Worth ― オートクチュールの原点を辿る旅

写真/文: 櫻井朋成
Photo/text: Tomonari Sakurai

時間を纏うという贅沢――。

ウォースのドレスに包まれた空間には、過去と未来、実用と幻想が交錯している。
それは、ただの服飾史を超えた、パリのエレガンスそのものの物語である。

1900年のパリ万博のために建てられたプチパレ美術館の前庭に、「Worth – Inventer la haute couture」展を知らせるバナーが掲げられている。アール・ヌーヴォー様式の壮麗な建物とともに、ウォースが築いたエレガンスの系譜を現代に伝えている。

プチパレ美術館にて、2025年6月16日まで開催中

プチパレの館内には、チャールズ・フレデリック・ウォースの肖像とともに展覧会「Worth – Inventer la haute couture」の象徴的なドレスビジュアルが掲げられ、訪問者を19世紀ファッションの世界へと誘う。建築と衣服、二つの美が静かに共鳴する瞬間。
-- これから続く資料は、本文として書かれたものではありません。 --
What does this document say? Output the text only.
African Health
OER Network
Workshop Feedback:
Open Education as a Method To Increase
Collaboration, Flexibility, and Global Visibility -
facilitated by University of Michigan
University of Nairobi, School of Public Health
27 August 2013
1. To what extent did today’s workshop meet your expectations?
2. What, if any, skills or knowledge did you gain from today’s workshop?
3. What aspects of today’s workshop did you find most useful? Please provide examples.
展覧会の導入部には、ウォースの署名とともに「Inventer la haute couture(オートクチュールの創造)」という言葉が掲げられ、ファッション史における革新の始まりを静かに告げている。

パリ8区、シャンゼリゼとセーヌの間、ナポレオン3世様式の壮麗なファサードがひときわ目を引く美術館「プチパレ(Petit Palais)」。1900年のパリ万博にあわせて建設され、市立美術館として一般公開されてから1世紀以上、絵画や工芸、彫刻など豊かな常設コレクションを擁するこの空間は、今春、特別な展覧会の舞台となっている。
その名も**「Worth – Inventer la haute couture(ウォース ― オートクチュールの創造者)」**。ファッションの制度と文化を根底から変革した一人の男と、彼の築いたメゾンの軌跡を辿る、まさにパリでこそ実現可能な、文化的ラグジュアリーの真髄とも言える内容だ。
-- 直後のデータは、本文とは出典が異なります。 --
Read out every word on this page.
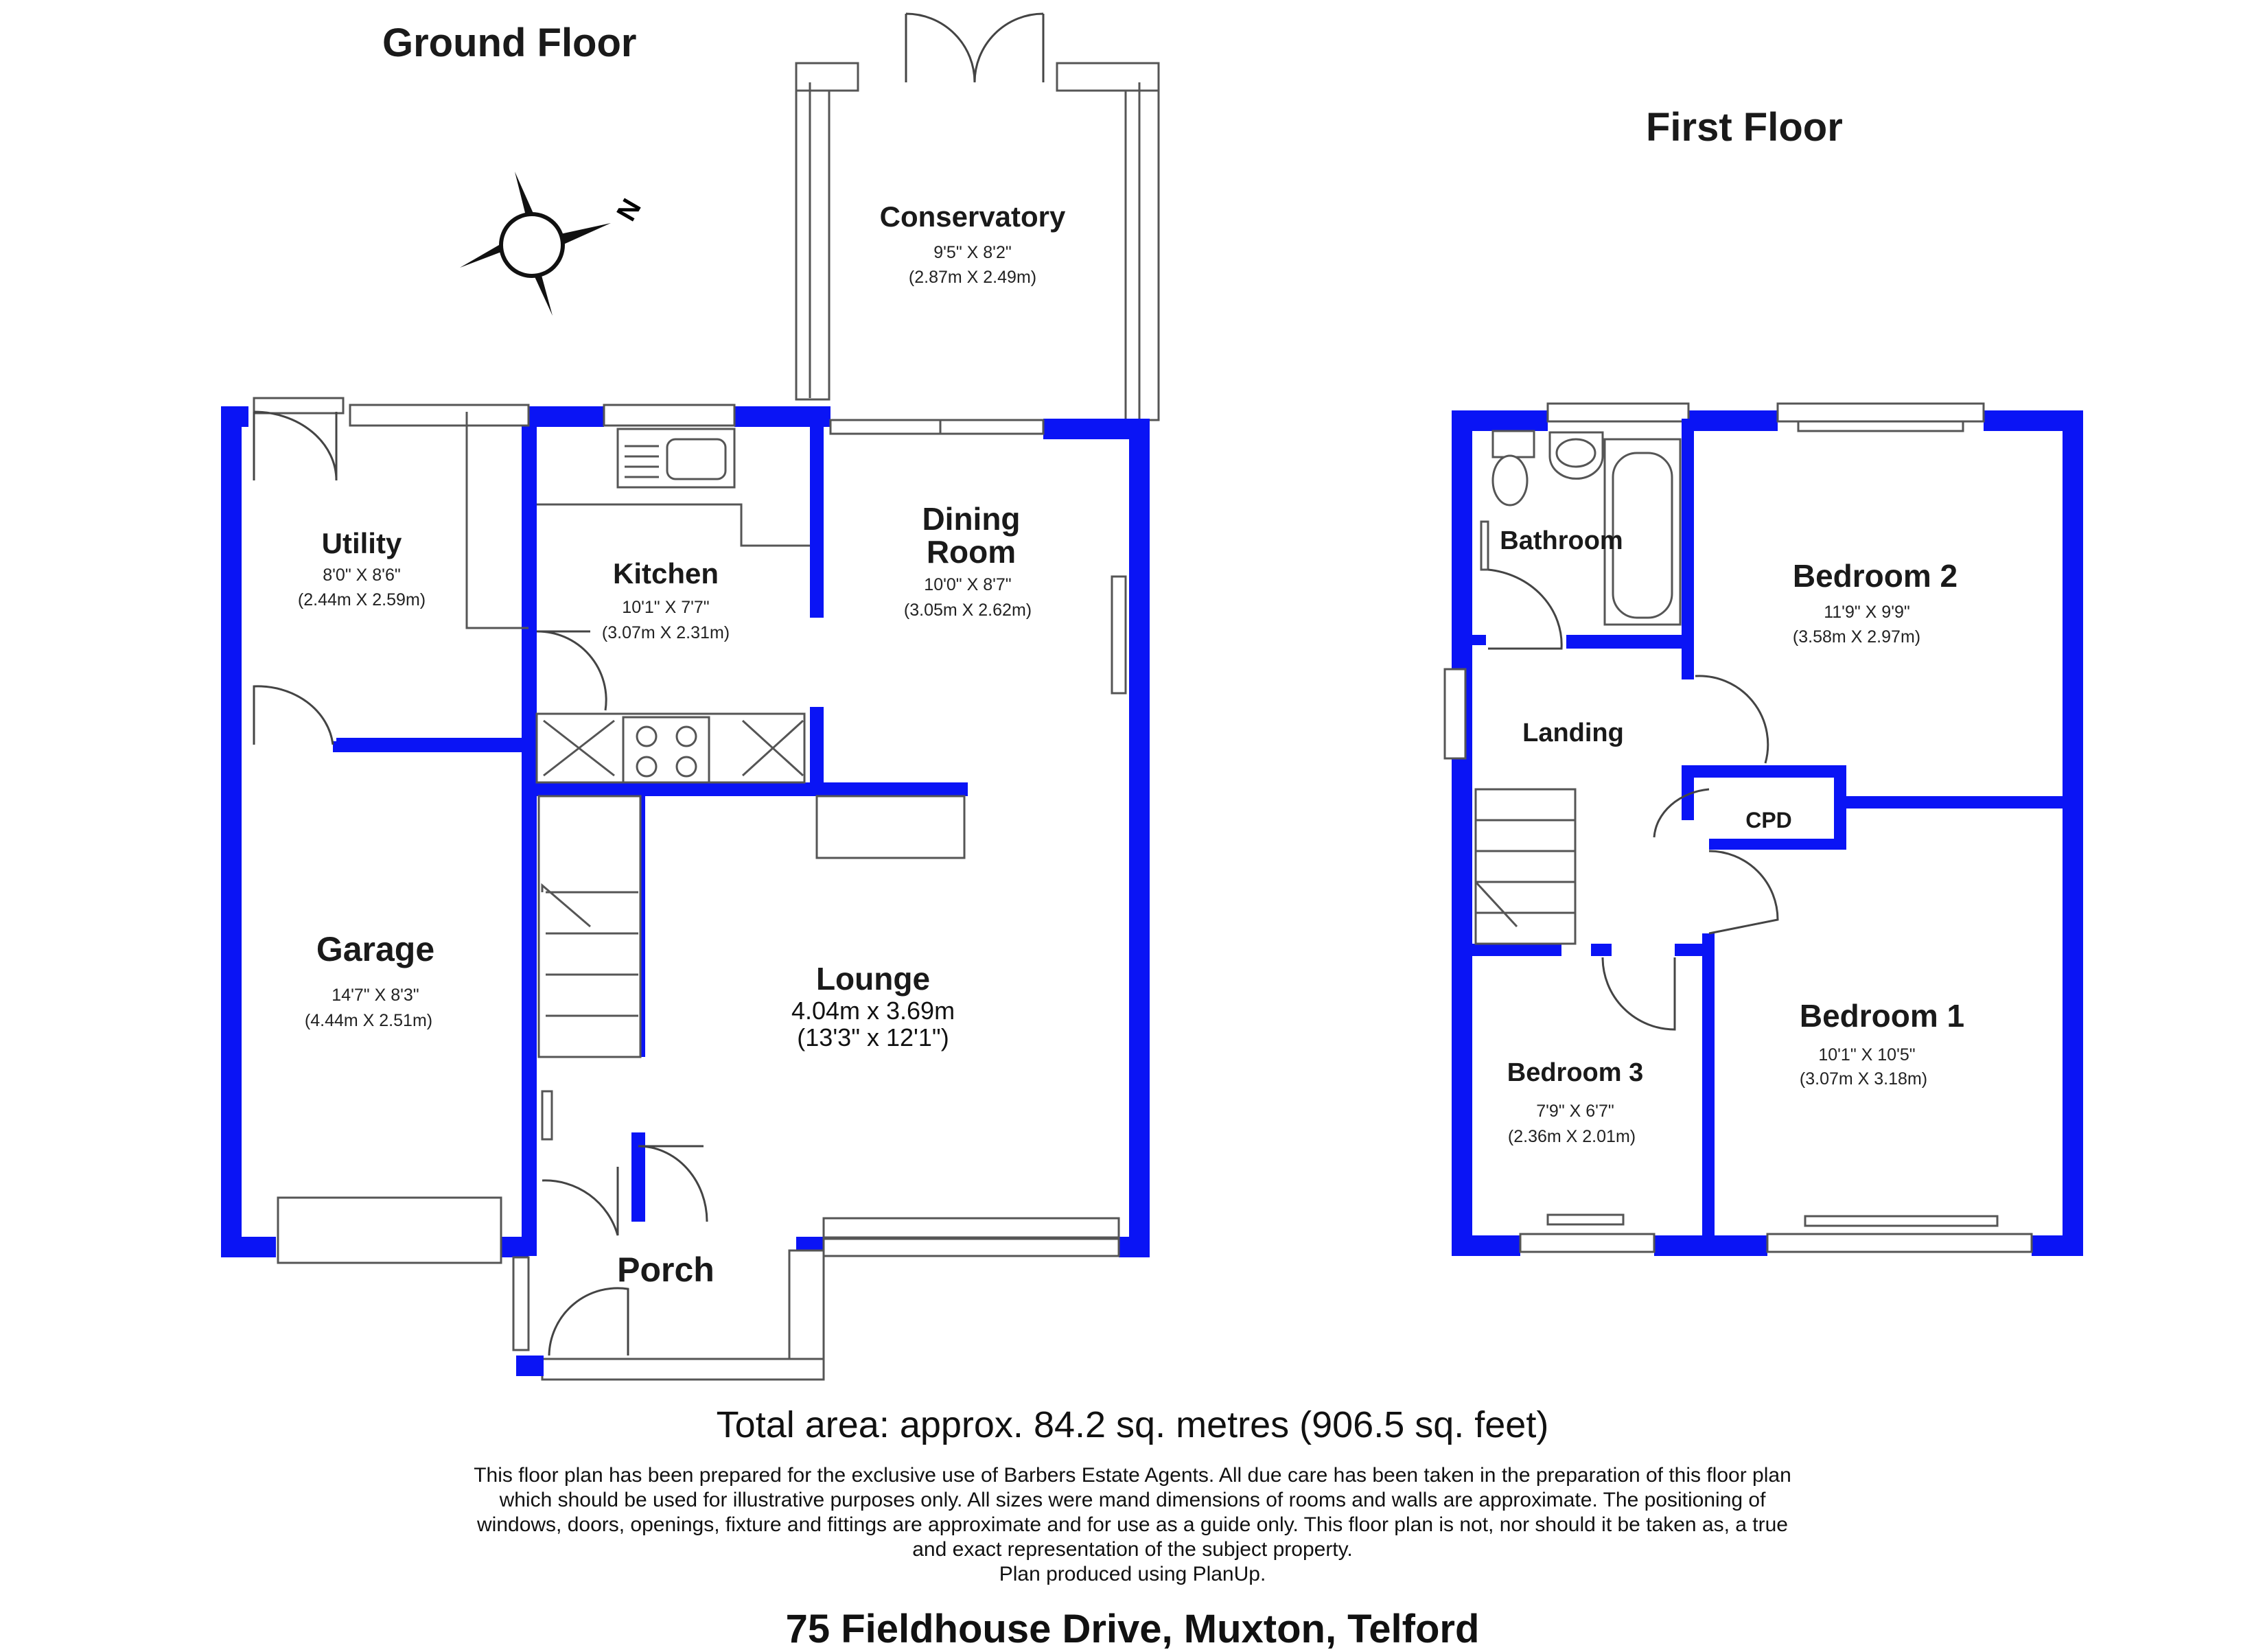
Ground Floor
N	Conservatory
9'5" X 8'2"
(2.87m X 2.49m)
Utility
8'0" X 8'6"
(2.44m X 2.59m)
Kitchen
10'1" X 7'7"
(3.07m X 2.31m)
Dining
Room
10'0" X 8'7"
(3.05m X 2.62m)
Garage
14'7" X 8'3"
(4.44m X 2.51m)
Lounge
4.04m x 3.69m
(13'3" x 12'1")
Porch
First Floor
Bathroom
Bedroom 2
11'9" X 9'9"
(3.58m X 2.97m)
Landing
CPD
Bedroom 1
10'1" X 10'5"
(3.07m X 3.18m)
Bedroom 3
7'9" X 6'7"
(2.36m X 2.01m)
Total area: approx. 84.2 sq. metres (906.5 sq. feet)
This floor plan has been prepared for the exclusive use of Barbers Estate Agents. All due care has been taken in the preparation of this floor plan
which should be used for illustrative purposes only. All sizes were mand dimensions of rooms and walls are approximate. The positioning of
windows, doors, openings, fixture and fittings are approximate and for use as a guide only. This floor plan is not, nor should it be taken as, a true
and exact representation of the subject property.
Plan produced using PlanUp.
75 Fieldhouse Drive, Muxton, Telford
メゾン・ウォース、7 Rue de la Paixから始まる物語

ヴィクトール・ジローが1857年に描いた《Portrait de Charles Frederick jeune》は、若き日のウォースの姿を記録する貴重な油彩画。背後には、同時代のブルーのクリノリン・ドレスが展示され、創業期の息吹が感じられる構成となっている。

1858年、イギリス出身のチャールズ・フレデリック・ウォースは、スウェーデン人の実業家オットー・ボーベルグと手を組み、パリのル・パ・ド・ラ・ペ7番地に「Worth & Bobergh」を創設する。すでに高級テキスタイルの分野でその手腕を発揮していたウォースは、衣服を単なる被服としてではなく、「演出された自己表現」の手段へと昇華させた。
皇后ウジェニーをはじめとする宮廷の女性たちがこぞってその装いに身を包んだことから、その名は瞬く間にヨーロッパ中に知れ渡る。やがて彼の息子ジャン=フィリップ、そして孫たちへとメゾンは受け継がれ、パリ発のファッションブランドとしての地位を不動のものにしていく。

“女性の24時間”―― 衣服が描く詩的な時間軸

繊細な照明に包まれた展示室では、1860年代のドレスが静かに並び、当時のエレガンスが空間全体に漂う。厚みのある絹やチュールの質感、広がるスカートのシルエットが、ガラス越しに見る者の想像力をかき立てる。衣服が語る物語に耳を澄ませるように、来場者たちは一着一着に見入っていた。

1869年頃の外出用ドレス《Robe de ville》。エメラルドがかった光沢を放つグリーンのシルクタフタに、アイボリーのレースをあしらった端正な構成が印象的。ラベルが確認される数少ない初期作のひとつで、宮廷や舞踏会だけでなく、日常の外出や旅にもふさわしい実用性とエレガンスが両立されている。

淡い金糸を織り込んだアイボリーのシルクサテンがまばゆい《Robe à transformation》は、昼と夜で異なる胴衣を付け替える構造を持つ実用的かつ華やかな一着。オフショルダーのレース仕立てのコルサージュは夜会用で、控えめな色調ながらも、フリルとドレープの豊かな装飾が着る者の動きに合わせて優美に揺れる。ウォースによる服飾の機能美と演出性が同時に感じられる代表作のひとつ。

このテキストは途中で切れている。